Lang Zihan, la fille aînée de Lang Guochang, est d'une beauté exceptionnelle. Elle a de grands yeux, de longs cils et deux tresses qui ondulent. Une petite fleur rouge est plantée entre ses sourcils. Tout au long du chemin, on l'entend bavarder et se vanter auprès de son père d'avoir récité un autre poème et d'avoir reçu une petite fleur rouge. Elle a aussi eu la note maximale à son contrôle de maths hebdomadaire et a reçu deux nouveaux crayons…
Jiang Xiaoman a suivi et filmé tout le long du trajet jusqu'à l'entrée du centre de livraison express de sa famille.
« Notre professeur a dit que si nous avons la chance d'habiter dans une si belle école neuve, c'est grâce à l'oncle Xiaoman. Papa, tu devrais faire tes courses ici désormais. Il faut soutenir la boutique de l'oncle Xiaoman ! » s'exclama Lang Zihan en désignant avec conviction la petite boutique de Jiang Xiaoman.
« Tant mieux ! Ma fille a bien grandi et elle est si raisonnable ! C'est comme ça qu'il faut être : être bon envers ceux qui sont bons envers vous. »
"Hmm ! Mon professeur de chinois nous a appris que cette expression idiomatique s'appelle « rendre la pareille à la gentillesse par la gratitude ». Papa, peux-tu l'écrire ?"
Lang Guochang se mit aussitôt à transpirer abondamment. Il se souvenait de l'expression, mais le caractère « 恩 » (en) s'écrivait-il avec « 因 » (yin) ou « 田 » (tian) au-dessus ?
Heureusement, une fois arrivée au magasin, la fille oublia complètement de tester son père et entra en sautillant. Elle pensa même à vérifier les prix sur les étagères et, avec son argent de poche limité, acheta un article pour toute la famille.

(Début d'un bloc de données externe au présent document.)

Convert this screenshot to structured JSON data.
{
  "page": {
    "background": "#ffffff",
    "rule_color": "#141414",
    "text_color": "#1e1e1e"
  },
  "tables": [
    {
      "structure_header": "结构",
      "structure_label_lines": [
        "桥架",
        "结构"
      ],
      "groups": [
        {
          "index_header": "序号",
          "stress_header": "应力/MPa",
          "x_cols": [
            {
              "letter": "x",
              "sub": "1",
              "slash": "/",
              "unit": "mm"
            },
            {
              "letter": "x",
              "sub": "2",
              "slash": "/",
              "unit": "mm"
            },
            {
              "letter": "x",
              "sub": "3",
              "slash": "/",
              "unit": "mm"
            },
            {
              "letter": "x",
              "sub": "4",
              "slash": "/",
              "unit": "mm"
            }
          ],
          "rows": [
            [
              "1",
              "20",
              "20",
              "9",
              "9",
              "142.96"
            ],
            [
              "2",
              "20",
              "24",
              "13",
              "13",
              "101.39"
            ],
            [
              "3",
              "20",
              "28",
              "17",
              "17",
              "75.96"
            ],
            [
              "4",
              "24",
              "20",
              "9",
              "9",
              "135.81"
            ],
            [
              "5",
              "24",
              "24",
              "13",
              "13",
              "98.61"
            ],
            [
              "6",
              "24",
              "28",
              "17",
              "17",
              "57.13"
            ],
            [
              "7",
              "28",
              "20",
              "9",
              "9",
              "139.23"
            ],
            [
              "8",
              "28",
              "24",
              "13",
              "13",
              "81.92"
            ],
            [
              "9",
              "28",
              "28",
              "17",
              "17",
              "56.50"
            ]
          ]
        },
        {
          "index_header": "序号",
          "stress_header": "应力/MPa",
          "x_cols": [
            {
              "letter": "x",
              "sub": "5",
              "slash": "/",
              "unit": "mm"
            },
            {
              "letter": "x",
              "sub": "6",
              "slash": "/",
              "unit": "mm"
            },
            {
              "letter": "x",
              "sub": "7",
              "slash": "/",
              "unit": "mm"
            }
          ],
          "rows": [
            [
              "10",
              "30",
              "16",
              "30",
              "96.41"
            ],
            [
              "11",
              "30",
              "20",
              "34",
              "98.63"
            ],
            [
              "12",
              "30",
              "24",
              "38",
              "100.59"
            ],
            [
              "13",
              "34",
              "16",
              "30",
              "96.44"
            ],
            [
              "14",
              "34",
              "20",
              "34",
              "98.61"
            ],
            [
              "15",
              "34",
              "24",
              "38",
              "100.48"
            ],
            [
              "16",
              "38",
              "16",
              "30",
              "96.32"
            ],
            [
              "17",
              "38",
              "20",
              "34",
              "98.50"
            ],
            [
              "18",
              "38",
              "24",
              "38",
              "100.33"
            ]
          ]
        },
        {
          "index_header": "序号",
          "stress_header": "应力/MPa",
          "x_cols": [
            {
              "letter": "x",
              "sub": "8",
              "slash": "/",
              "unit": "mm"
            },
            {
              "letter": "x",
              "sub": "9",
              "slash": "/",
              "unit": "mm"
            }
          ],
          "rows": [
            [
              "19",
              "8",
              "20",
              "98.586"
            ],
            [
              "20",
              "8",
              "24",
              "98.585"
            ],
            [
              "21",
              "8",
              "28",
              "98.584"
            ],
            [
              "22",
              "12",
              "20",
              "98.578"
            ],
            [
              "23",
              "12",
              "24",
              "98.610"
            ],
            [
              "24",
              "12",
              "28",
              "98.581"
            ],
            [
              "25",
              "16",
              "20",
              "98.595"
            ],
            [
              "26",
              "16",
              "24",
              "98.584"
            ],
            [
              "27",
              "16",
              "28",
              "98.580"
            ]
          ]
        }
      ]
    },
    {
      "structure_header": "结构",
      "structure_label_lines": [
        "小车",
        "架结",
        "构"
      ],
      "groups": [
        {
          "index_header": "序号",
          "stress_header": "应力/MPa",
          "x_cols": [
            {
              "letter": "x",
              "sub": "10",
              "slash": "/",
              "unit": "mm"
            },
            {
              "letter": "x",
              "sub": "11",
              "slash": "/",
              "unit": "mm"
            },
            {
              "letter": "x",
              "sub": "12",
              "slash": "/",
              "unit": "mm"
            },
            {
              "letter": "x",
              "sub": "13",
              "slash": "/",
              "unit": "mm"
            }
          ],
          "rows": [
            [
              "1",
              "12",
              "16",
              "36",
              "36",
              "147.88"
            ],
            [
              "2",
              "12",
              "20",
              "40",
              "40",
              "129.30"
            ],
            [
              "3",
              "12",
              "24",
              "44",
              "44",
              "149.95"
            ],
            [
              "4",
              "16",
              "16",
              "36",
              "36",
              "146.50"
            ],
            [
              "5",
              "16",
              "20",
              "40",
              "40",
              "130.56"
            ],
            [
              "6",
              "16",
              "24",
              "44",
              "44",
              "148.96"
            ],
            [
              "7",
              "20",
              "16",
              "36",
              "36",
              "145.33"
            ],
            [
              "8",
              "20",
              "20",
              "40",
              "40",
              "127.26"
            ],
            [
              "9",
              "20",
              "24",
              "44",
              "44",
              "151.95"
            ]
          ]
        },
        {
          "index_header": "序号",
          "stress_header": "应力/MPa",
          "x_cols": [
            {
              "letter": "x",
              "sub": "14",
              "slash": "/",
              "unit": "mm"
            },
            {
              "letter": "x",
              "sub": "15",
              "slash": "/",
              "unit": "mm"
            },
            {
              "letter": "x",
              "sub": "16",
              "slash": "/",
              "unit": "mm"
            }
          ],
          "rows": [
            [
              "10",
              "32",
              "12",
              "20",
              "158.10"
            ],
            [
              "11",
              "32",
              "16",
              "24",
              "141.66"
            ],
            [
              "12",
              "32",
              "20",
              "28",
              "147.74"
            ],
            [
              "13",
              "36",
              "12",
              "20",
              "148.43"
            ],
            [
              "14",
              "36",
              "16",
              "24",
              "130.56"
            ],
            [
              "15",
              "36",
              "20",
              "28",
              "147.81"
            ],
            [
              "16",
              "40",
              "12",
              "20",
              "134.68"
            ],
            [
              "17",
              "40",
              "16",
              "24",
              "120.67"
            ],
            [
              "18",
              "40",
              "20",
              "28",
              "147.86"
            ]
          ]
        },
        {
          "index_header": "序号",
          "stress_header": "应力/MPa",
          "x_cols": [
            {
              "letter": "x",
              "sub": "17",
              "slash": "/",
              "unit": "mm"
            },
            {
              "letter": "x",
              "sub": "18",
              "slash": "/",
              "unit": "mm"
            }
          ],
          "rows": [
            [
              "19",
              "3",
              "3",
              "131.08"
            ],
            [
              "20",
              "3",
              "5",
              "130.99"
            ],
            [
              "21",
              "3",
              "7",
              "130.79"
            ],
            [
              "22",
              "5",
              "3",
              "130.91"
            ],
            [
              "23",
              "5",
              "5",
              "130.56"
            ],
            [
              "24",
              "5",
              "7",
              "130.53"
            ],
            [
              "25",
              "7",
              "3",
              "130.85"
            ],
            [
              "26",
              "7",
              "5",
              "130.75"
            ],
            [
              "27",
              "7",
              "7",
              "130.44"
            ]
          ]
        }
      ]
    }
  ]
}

« Papa, prends-moi deux sucettes, une pour mon frère et une pour moi. Je voudrais aussi acheter à maman un sachet de gâteaux aux œufs cuits à la vapeur et une bouteille de Coca pour toi. » Tout en parlant, la petite fille sortit laborieusement l'argent de poche qu'elle avait « gagné » de la poche intérieure de son cartable et le tendit à Jiang Xiaoman.
« Pas besoin de payer, c'est l'oncle Xiaoman qui t'offre aujourd'hui. » Jiang Xiaoman remit l'argent dans le compartiment, puis prit une poignée de comprimés de lait que les enfants adorent et les y jeta.
"Hein ? Oncle Xiaoman fête quelque chose aujourd'hui ? Pourquoi nous offrez-vous des bonbons ?"
Lang Zihan est manifestement une professionnelle des banquets ; elle sait même qu'on reçoit des bonbons gratuits lors d'un mariage.